If you start reading this and think it’s a little weird, keep going! The writing is extremely vague, short, and choppy. If you can get through that, then you’re golden. There is so much that happens after about 30% that you don’t even focus on how it’s written. You’ll just keep flipping those pages. I also think the writing was meant to be that way, so the reader doesn’t feel any attachment to the characters. Believe me when I say that you will not feel anything but hate for these characters. They are all pretty terrible human beings when it comes to morals.
Beth is our narrator, and at first I thought she was pretty clever. She has a very dry personality. She’s the type of person that I probably wouldn’t be friends with, but I can still appreciate their existence. Then she gets really weird when you learn who the missing person is. It doesn’t say it in the synopsis, so I won’t spoil it for you.
Eddie is my least favorite sibling. I could tell from the start that something was fishy about him. He goes off to talk on the phone with random people; he treats his wife like garbage, he never agrees with the group, and he always wants to be the boss. I would have shoved him out of the car.
Throughout the story there are flashbacks to when the siblings were on the same road trip with their grandpa. It was a total nightmare. Anyway, Portia was the only one I really felt bad for. She was too young to know what was happening. All the siblings took advantage of her. I still didn’t end up liking her by the end of the book, though.

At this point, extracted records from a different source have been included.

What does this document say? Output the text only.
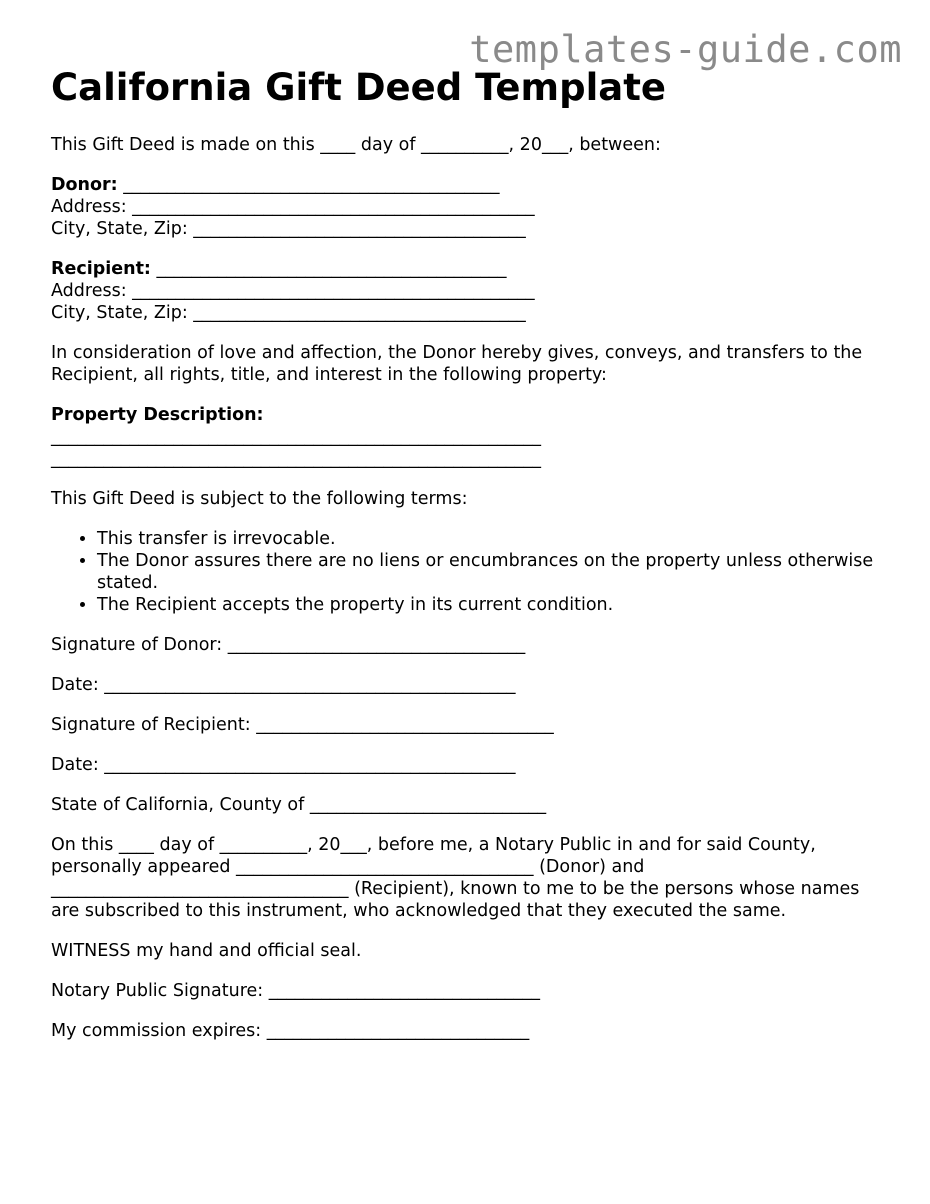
templates-guide.com
California Gift Deed Template

This Gift Deed is made on this ____ day of __________, 20___, between:

Donor: ___________________________________________

Address: ______________________________________________

City, State, Zip: ______________________________________

Recipient: ________________________________________

Address: ______________________________________________

City, State, Zip: ______________________________________

In consideration of love and affection, the Donor hereby gives, conveys, and transfers to the Recipient, all rights, title, and interest in the following property:

Property Description:

________________________________________________________

________________________________________________________

This Gift Deed is subject to the following terms:

• This transfer is irrevocable.
• The Donor assures there are no liens or encumbrances on the property unless otherwise stated.
• The Recipient accepts the property in its current condition.

Signature of Donor: __________________________________

Date: _______________________________________________

Signature of Recipient: __________________________________

Date: _______________________________________________

State of California, County of ___________________________

On this ____ day of __________, 20___, before me, a Notary Public in and for said County, personally appeared __________________________________ (Donor) and __________________________________ (Recipient), known to me to be the persons whose names are subscribed to this instrument, who acknowledged that they executed the same.

WITNESS my hand and official seal.

Notary Public Signature: _______________________________

My commission expires: ______________________________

There are some blunt murder scenes in here that don’t let you think twice about what just happened. Don’t be fooled by the normal-ish family road trip, because when money is involved, the meaning of family is thrown out the window.
I would highly recommend this one. If it doesn’t surprise you at all, then just enjoy the journey it takes you on, because it’s a wild ride. It can be brutal and weird, but I didn’t find it super unrealistic like some thrillers I have read recently. I loved it. And I can’t wait for Downing to write more!